The language the financial services industry has adopted obscures many ethical and moral issues that practitioners face every day, and can lead to results that run against the interests of clients, customers and employees, says Clare Payne, a founding director of the Banking and Finance Oath.
Speaking at the Banking and Finance Ethics Conference in Sydney on Thursday, Payne said the four “enemies of ethics” are stating issues in terms of a business case, using acronyms, resorting to abstractions and euphemisms, and adopting terms borrowed from other fields and disciplines.
“Limited language” creates ethical blind spots, Payne said.
As a lawyer by qualification, and the daughter of an English teacher and a psychologist, Payne said she always had an interest in language and “maybe that’s why I’ve been aware of what it does to our behaviour. Words really, really matter,” she said.
Practices that started in the finance and business worlds have started to infect others. When a government report mentions the “cost offsets of premature mortality”, it masks the enormity of what it is really addressing: eight people in Australia commit suicide every day. When a report on child abuse fails to state, even once, that child abuse is wrong, and that every child has the right to live without abuse, the moral message is lost.
“They talk about expenditure, the costing framework and the economic burden of dealing with people who have been abused,” Payne said. “It [leaves] out a really important aspect of it.”
Payne said that when organisations ask for a business case, it usually includes only financial and economic issues and is far less likely to address ethical and moral aspects, or society’s expectations or needs.
“That is a big piece that should be part of any business case,” she said.
Hiding behind acronyms
Payne said acronyms remove genuine meaning in communication.
“If you invest in GICS:302030, you’ve just bought a tobacco stock,” she said, referring to the Global Industry Classification Standard code for tobacco companies.
Other industries are already pushing back against this, she explained, including in the health sector, where the acronym NCD – standing for non-communicable diseases – is increasingly seen as inadequate to describe the current epidemic of tobacco-related deaths.
The use of abstractions and euphemisms depersonalises actions and removes the ethical dimension from the results of those actions, Payne said. When a passenger is dragged from a commercial flight, he is being “de-planed”.
“When they were doing it, I’m sure they thought it was OK, because this kind of abstraction had removed the human element,” she said.
When a company sacks people, their positions are made redundant, downsized, right-sized, smart-sized, or off-boarded.
“When something that can be the most life-changing and devastating thing to happen to someone can be called ‘workforce optimisation’, that is going to very much influence the way people approach the whole process,” Payne said.
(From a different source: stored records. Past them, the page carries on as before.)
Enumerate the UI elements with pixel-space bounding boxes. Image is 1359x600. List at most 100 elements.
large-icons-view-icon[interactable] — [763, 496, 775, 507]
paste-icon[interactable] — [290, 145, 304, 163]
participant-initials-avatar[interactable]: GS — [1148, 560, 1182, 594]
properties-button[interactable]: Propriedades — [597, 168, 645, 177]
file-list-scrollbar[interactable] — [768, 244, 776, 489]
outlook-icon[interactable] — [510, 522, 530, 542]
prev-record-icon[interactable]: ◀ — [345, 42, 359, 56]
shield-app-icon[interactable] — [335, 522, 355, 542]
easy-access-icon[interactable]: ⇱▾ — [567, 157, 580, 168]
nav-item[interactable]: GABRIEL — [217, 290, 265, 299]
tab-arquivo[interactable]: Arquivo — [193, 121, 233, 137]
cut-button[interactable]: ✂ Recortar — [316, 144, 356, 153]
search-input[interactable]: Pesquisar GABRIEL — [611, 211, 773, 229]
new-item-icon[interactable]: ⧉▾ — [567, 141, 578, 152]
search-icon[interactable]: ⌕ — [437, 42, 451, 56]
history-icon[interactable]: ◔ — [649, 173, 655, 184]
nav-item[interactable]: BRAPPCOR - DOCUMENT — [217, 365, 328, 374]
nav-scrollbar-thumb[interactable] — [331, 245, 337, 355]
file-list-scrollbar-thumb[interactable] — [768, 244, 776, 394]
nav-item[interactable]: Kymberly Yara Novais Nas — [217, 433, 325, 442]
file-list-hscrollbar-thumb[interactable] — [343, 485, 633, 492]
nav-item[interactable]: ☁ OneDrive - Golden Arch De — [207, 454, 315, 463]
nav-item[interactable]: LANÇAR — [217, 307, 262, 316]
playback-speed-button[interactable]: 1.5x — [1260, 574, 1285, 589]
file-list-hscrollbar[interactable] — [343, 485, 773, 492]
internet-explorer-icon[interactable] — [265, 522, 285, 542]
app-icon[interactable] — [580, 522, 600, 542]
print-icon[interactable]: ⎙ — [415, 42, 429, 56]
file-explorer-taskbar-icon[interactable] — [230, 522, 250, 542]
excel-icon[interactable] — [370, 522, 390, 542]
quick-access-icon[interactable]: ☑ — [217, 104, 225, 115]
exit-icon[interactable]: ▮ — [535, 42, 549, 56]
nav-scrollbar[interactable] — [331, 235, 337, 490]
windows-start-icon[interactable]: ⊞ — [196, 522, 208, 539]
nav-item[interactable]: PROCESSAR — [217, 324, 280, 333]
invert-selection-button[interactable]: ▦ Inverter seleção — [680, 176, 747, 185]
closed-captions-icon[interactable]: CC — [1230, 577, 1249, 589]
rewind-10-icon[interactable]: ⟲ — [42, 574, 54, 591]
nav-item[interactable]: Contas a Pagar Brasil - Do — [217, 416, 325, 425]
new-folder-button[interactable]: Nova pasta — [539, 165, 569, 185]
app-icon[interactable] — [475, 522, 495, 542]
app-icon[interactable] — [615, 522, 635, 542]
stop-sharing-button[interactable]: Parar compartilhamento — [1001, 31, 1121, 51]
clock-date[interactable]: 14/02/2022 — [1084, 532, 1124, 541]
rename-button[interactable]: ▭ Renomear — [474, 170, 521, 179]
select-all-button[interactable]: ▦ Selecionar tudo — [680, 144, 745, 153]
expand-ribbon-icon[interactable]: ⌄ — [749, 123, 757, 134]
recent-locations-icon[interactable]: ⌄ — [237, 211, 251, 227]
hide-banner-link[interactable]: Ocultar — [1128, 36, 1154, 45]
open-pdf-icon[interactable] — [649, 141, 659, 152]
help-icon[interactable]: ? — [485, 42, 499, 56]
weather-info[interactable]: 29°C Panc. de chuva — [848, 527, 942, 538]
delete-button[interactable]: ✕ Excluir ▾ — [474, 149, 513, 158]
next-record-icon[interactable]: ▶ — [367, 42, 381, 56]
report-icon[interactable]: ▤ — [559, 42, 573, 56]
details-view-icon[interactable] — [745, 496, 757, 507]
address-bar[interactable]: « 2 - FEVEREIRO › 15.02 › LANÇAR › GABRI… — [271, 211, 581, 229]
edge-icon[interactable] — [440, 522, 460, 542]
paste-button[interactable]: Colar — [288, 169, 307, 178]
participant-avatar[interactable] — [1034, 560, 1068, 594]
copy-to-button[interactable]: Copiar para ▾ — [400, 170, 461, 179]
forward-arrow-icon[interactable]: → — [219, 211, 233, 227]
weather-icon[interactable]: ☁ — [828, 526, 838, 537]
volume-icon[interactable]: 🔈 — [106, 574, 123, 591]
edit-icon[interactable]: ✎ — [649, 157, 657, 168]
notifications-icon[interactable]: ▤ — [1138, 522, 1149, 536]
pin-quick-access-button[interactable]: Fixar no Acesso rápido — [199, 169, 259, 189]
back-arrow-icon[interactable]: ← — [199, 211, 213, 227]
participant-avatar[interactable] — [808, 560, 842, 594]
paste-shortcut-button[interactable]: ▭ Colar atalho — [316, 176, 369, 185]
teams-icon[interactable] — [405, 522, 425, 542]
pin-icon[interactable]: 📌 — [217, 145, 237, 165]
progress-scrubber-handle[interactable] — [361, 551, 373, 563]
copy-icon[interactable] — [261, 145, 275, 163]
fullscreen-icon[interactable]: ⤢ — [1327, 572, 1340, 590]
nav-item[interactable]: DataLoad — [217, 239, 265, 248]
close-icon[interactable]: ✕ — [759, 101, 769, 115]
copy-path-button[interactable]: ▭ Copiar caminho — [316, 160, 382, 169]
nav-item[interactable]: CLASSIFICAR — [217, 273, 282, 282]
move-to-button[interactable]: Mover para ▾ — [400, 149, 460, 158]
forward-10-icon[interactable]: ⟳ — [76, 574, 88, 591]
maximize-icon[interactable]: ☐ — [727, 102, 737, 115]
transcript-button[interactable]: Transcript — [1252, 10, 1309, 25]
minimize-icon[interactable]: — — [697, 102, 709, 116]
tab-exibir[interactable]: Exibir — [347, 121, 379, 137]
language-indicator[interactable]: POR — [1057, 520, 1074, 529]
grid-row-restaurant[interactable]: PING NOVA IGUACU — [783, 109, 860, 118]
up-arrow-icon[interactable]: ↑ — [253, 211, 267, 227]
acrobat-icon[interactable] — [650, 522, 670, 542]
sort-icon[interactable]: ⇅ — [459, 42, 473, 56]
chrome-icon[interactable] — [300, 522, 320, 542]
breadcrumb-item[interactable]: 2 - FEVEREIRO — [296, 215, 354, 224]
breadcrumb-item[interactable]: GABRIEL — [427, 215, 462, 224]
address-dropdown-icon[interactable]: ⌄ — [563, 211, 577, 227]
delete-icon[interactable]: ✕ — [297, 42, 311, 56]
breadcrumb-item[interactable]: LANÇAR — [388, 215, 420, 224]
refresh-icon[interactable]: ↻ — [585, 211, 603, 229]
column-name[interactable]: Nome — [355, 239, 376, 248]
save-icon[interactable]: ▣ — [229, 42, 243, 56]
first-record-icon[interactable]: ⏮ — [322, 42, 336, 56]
Business is nothing like war
Borrowing terms and jargon from other fields robs them of their originally intended meanings, Payne said. The language of the military, for example, is often – and often unwisely – appropriated by business.
“It can tend to have unintended outcomes,” she said. “We use war terms in business so frequently…and war is a very different situation to business and a very different situation to finance.
“Listen to just one paragraph I wrote off the top of my head: ‘As a manager, he rallied the troops with his signature, take-no-prisoners style. The division he led launched its counter-attack after establishing a [beach head]. They’d agreed not to pincer the competition, which had been in the trenches for a while. His team respected the chain of command, recognising those who had risen through the ranks. They’d all drawn a line in the sand in an effort to put a stake in the ground, signalling a new regime. This had allowed the team to finally execute the mission.’ I’m sure you understood what I was saying.”
Payne said such war metaphors may not resonate well with women and may be confusing for people who speak English as a second language.
“It says something about the type of organisation you want to be if you’re using this type of language to explain a business deal,” Payne said. “It’s common. It’s not always bad, but it’s common and we should be aware of it for its unintended consequences.”
Distancing ourselves from humanity
Payne said the language of ethics rarely crops up in “what has become the accepted language of business”.
“The language of business talks of human resources, cost-benefit analysis, economic drivers – things like that,” she said. “It’s technical and it’s become abstract. It’s very morally and ethically neutral. That poses a real risk. We only have to think back to the case of the Ford Pinto, where they worked out the cost-benefit analysis of keeping cars on the road that had the chance of killing people.”
Payne said Ford concluded “through financial analysis and a graph” that the risk of not recalling the cars was acceptable. But acceptable to whom?
Even though the company was countenancing a real risk to human life, “the way it was presented was very abstract and removed [and] they actually approved this decision”.
“That’s kind of the worst-case scenario of what can happen,” she said.
But similar issues happen on a smaller scale all the time in business and finance. Payne said abstract and morally and ethically neutral language can “chip away at our sense of morality and really almost remove it completely”.
“It can obscure intentions to the point where we can deceive ourselves, because we’re not connected with the detail of what we’re doing,” she said. “And it can definitely make things more palatable if we put it in business language, rather than the language of ethics.”